Some sightings are not of winged figures but of humans or humanoids flying through the air with the aid of mechanical devices attached to their bodies. The first known report of this kind was recorded near Louisville, Kentucky, on July 29,1880 (Louisville Courier-journal, August 6). UFO-age incidents include one from Chehalis, Washington, on January 6, 1948, when an elderly woman and a group of children allegedly saw a man with long mechanical wings which he manipulated with instruments on his chest as he flew in an upright position. Six and a half years later a 12-year-old Coldwater, Kansas, farm boy reportedly saw a dark-complected little man, with pointed nose and ears, float toward a UFO which was hovering nearby (Wichita Evening Eagle, September 8, 1954).
Three Houston residents reported what may or may not have been a winged UFO being in the early morning hours of June 18, 1953. As they sat on the front porch of their apartment building trying to escape the heat, an enormous shadow fell across the lawn, then appeared to bounce into a pecan tree. They saw the "figure of a man ... dressed in gray or black-fitting clothes" and bathed in a "dim gray light." Witnesses differed on whether he was wearing a cape or bearing wings. After 15 minutes he "just melted away," and shortly a "loud swoosh" sounded across the street, and a rocket-shaped object shot upward and disappeared along the northeastern horizon.

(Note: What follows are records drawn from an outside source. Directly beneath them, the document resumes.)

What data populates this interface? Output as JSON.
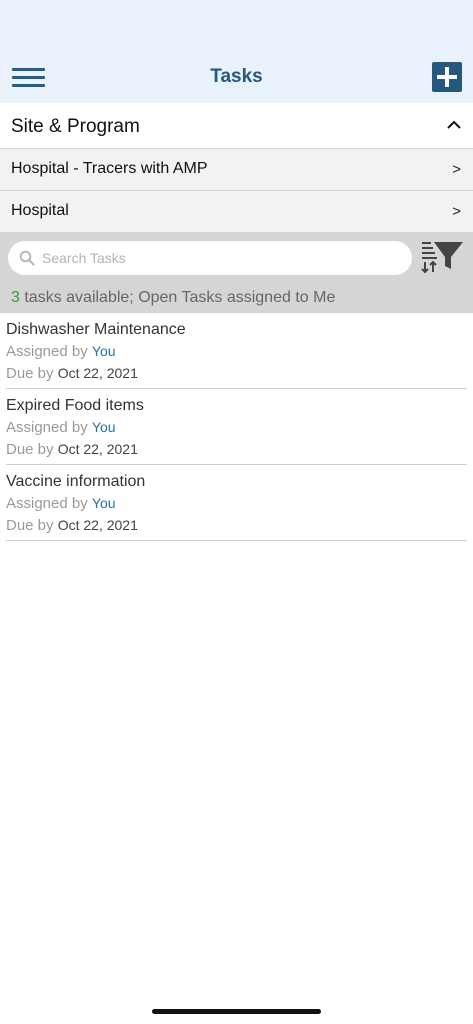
{
  "header": {
    "title": "Tasks",
    "menu_icon": "hamburger-icon",
    "add_icon": "plus-icon",
    "accent": "#24587d"
  },
  "site_program": {
    "label": "Site & Program",
    "expand_icon": "chevron-up-icon"
  },
  "nav_rows": [
    {
      "label": "Hospital - Tracers with AMP",
      "arrow": ">"
    },
    {
      "label": "Hospital",
      "arrow": ">"
    }
  ],
  "search": {
    "placeholder": "Search Tasks",
    "value": "",
    "filter_icon": "sort-filter-icon"
  },
  "summary": {
    "count": "3",
    "text": " tasks available; Open Tasks assigned to Me"
  },
  "tasks": [
    {
      "name": "Dishwasher Maintenance",
      "assigned_prefix": "Assigned by ",
      "assigned_by": "You",
      "due_prefix": "Due by ",
      "due": "Oct 22, 2021"
    },
    {
      "name": "Expired Food items",
      "assigned_prefix": "Assigned by ",
      "assigned_by": "You",
      "due_prefix": "Due by ",
      "due": "Oct 22, 2021"
    },
    {
      "name": "Vaccine information",
      "assigned_prefix": "Assigned by ",
      "assigned_by": "You",
      "due_prefix": "Due by ",
      "due": "Oct 22, 2021"
    }
  ]
}
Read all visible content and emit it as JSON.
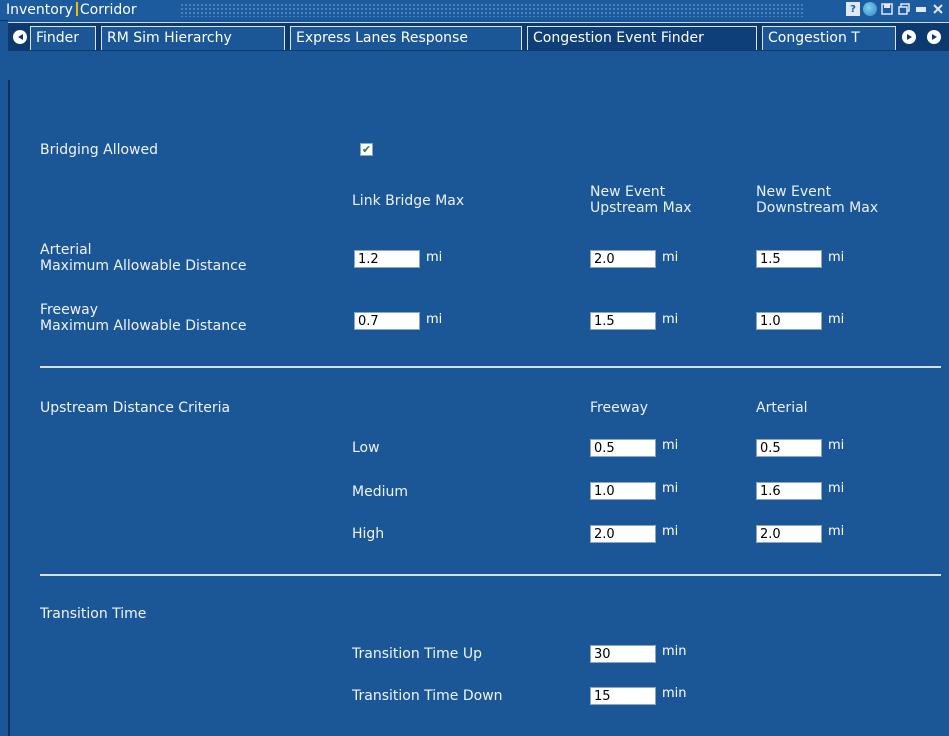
{
  "window": {
    "title_left": "Inventory",
    "title_right": "Corridor",
    "icons": [
      "help-icon",
      "globe-icon",
      "save-icon",
      "restore-icon",
      "minimize-icon",
      "close-icon"
    ]
  },
  "tabs": [
    {
      "label": "Finder",
      "active": false
    },
    {
      "label": "RM Sim Hierarchy",
      "active": false
    },
    {
      "label": "Express Lanes Response",
      "active": false
    },
    {
      "label": "Congestion Event Finder",
      "active": true
    },
    {
      "label": "Congestion T",
      "active": false
    }
  ],
  "bridging": {
    "label": "Bridging Allowed",
    "checked": true
  },
  "columns": {
    "link_bridge_max": "Link Bridge Max",
    "upstream_max_1": "New Event",
    "upstream_max_2": "Upstream Max",
    "downstream_max_1": "New Event",
    "downstream_max_2": "Downstream Max"
  },
  "arterial": {
    "label_1": "Arterial",
    "label_2": "Maximum Allowable Distance",
    "link_bridge": "1.2",
    "upstream": "2.0",
    "downstream": "1.5"
  },
  "freeway": {
    "label_1": "Freeway",
    "label_2": "Maximum Allowable Distance",
    "link_bridge": "0.7",
    "upstream": "1.5",
    "downstream": "1.0"
  },
  "upstream_criteria": {
    "label": "Upstream Distance Criteria",
    "col_freeway": "Freeway",
    "col_arterial": "Arterial",
    "rows": [
      {
        "label": "Low",
        "freeway": "0.5",
        "arterial": "0.5"
      },
      {
        "label": "Medium",
        "freeway": "1.0",
        "arterial": "1.6"
      },
      {
        "label": "High",
        "freeway": "2.0",
        "arterial": "2.0"
      }
    ]
  },
  "transition": {
    "label": "Transition Time",
    "up_label": "Transition Time Up",
    "up_value": "30",
    "down_label": "Transition Time Down",
    "down_value": "15",
    "unit": "min"
  },
  "unit_mi": "mi"
}
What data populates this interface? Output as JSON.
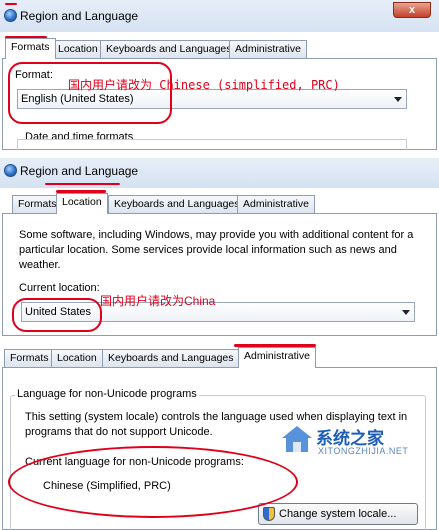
{
  "panel1": {
    "title": "Region and Language",
    "close_label": "x",
    "tabs": [
      "Formats",
      "Location",
      "Keyboards and Languages",
      "Administrative"
    ],
    "format_label": "Format:",
    "format_value": "English (United States)",
    "annotation": "国内用户请改为 Chinese (simplified, PRC)",
    "date_time_label": "Date and time formats"
  },
  "panel2": {
    "title": "Region and Language",
    "tabs": [
      "Formats",
      "Location",
      "Keyboards and Languages",
      "Administrative"
    ],
    "description": "Some software, including Windows, may provide you with additional content for a particular location. Some services provide local information such as news and weather.",
    "current_location_label": "Current location:",
    "current_location_value": "United States",
    "annotation": "国内用户请改为China"
  },
  "panel3": {
    "tabs": [
      "Formats",
      "Location",
      "Keyboards and Languages",
      "Administrative"
    ],
    "group_title": "Language for non-Unicode programs",
    "description": "This setting (system locale) controls the language used when displaying text in programs that do not support Unicode.",
    "current_label": "Current language for non-Unicode programs:",
    "current_value": "Chinese (Simplified, PRC)",
    "change_button": "Change system locale...",
    "watermark_name": "系统之家",
    "watermark_url": "XITONGZHIJIA.NET"
  },
  "colors": {
    "annotation": "#e0001b",
    "titlebar": "#dbe6f4"
  }
}
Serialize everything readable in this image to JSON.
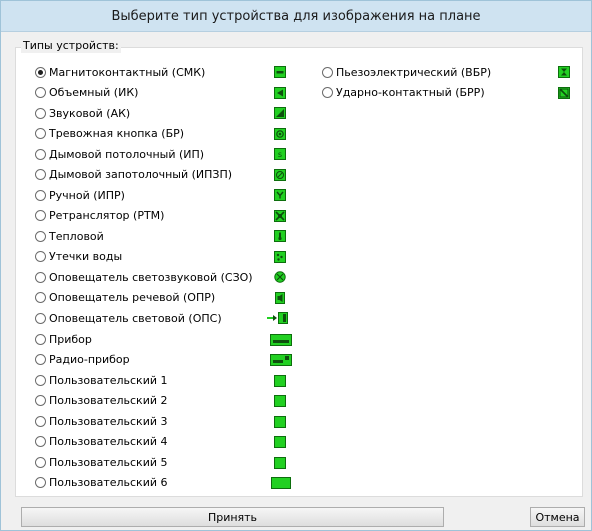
{
  "window": {
    "title": "Выберите тип устройства для изображения на плане"
  },
  "group": {
    "legend": "Типы устройств:"
  },
  "left_options": [
    {
      "label": "Магнитоконтактный (СМК)",
      "checked": true,
      "icon": "magnetic-contact-icon"
    },
    {
      "label": "Объемный (ИК)",
      "checked": false,
      "icon": "volumetric-ir-icon"
    },
    {
      "label": "Звуковой (АК)",
      "checked": false,
      "icon": "acoustic-icon"
    },
    {
      "label": "Тревожная кнопка (БР)",
      "checked": false,
      "icon": "panic-button-icon"
    },
    {
      "label": "Дымовой потолочный (ИП)",
      "checked": false,
      "icon": "ceiling-smoke-icon"
    },
    {
      "label": "Дымовой запотолочный (ИПЗП)",
      "checked": false,
      "icon": "above-ceiling-smoke-icon"
    },
    {
      "label": "Ручной (ИПР)",
      "checked": false,
      "icon": "manual-call-point-icon"
    },
    {
      "label": "Ретранслятор (РТМ)",
      "checked": false,
      "icon": "repeater-icon"
    },
    {
      "label": "Тепловой",
      "checked": false,
      "icon": "heat-detector-icon"
    },
    {
      "label": "Утечки воды",
      "checked": false,
      "icon": "water-leak-icon"
    },
    {
      "label": "Оповещатель светозвуковой (СЗО)",
      "checked": false,
      "icon": "light-sound-alarm-icon"
    },
    {
      "label": "Оповещатель речевой (ОПР)",
      "checked": false,
      "icon": "voice-alarm-icon"
    },
    {
      "label": "Оповещатель световой (ОПС)",
      "checked": false,
      "icon": "light-alarm-icon"
    },
    {
      "label": "Прибор",
      "checked": false,
      "icon": "device-icon"
    },
    {
      "label": "Радио-прибор",
      "checked": false,
      "icon": "radio-device-icon"
    },
    {
      "label": "Пользовательский 1",
      "checked": false,
      "icon": "custom-1-icon"
    },
    {
      "label": "Пользовательский 2",
      "checked": false,
      "icon": "custom-2-icon"
    },
    {
      "label": "Пользовательский 3",
      "checked": false,
      "icon": "custom-3-icon"
    },
    {
      "label": "Пользовательский 4",
      "checked": false,
      "icon": "custom-4-icon"
    },
    {
      "label": "Пользовательский 5",
      "checked": false,
      "icon": "custom-5-icon"
    },
    {
      "label": "Пользовательский 6",
      "checked": false,
      "icon": "custom-6-icon"
    }
  ],
  "right_options": [
    {
      "label": "Пьезоэлектрический (ВБР)",
      "checked": false,
      "icon": "piezo-icon"
    },
    {
      "label": "Ударно-контактный (БРР)",
      "checked": false,
      "icon": "shock-contact-icon"
    }
  ],
  "buttons": {
    "accept": "Принять",
    "cancel": "Отмена"
  },
  "colors": {
    "icon_fill": "#22d022",
    "icon_stroke": "#0d6e0d",
    "titlebar": "#cfe3f1"
  }
}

Even by the bizarre standards of flying-humanoid stories, the Mothman scare that hit the Ohio River Valley in 1966 and 1967 stands out in its sheer weirdness. Mothman's association with UFOs is speculative, resting on the fact that UFOs were manifesting in unusual numbers in the area all during the period of the creature's activity. The dozens of witnesses who saw it said it had bat-like wings, humanlike legs, and a broad trunk, at the top of which two big "hypnotic" eyes were set. Oddly, the wings did not flap, and on occasion, when Mothman (or a Mothman) got close to observers, they could hear a mechanical humming sound emanating from it. Otherwise it made a "squeaking" sound.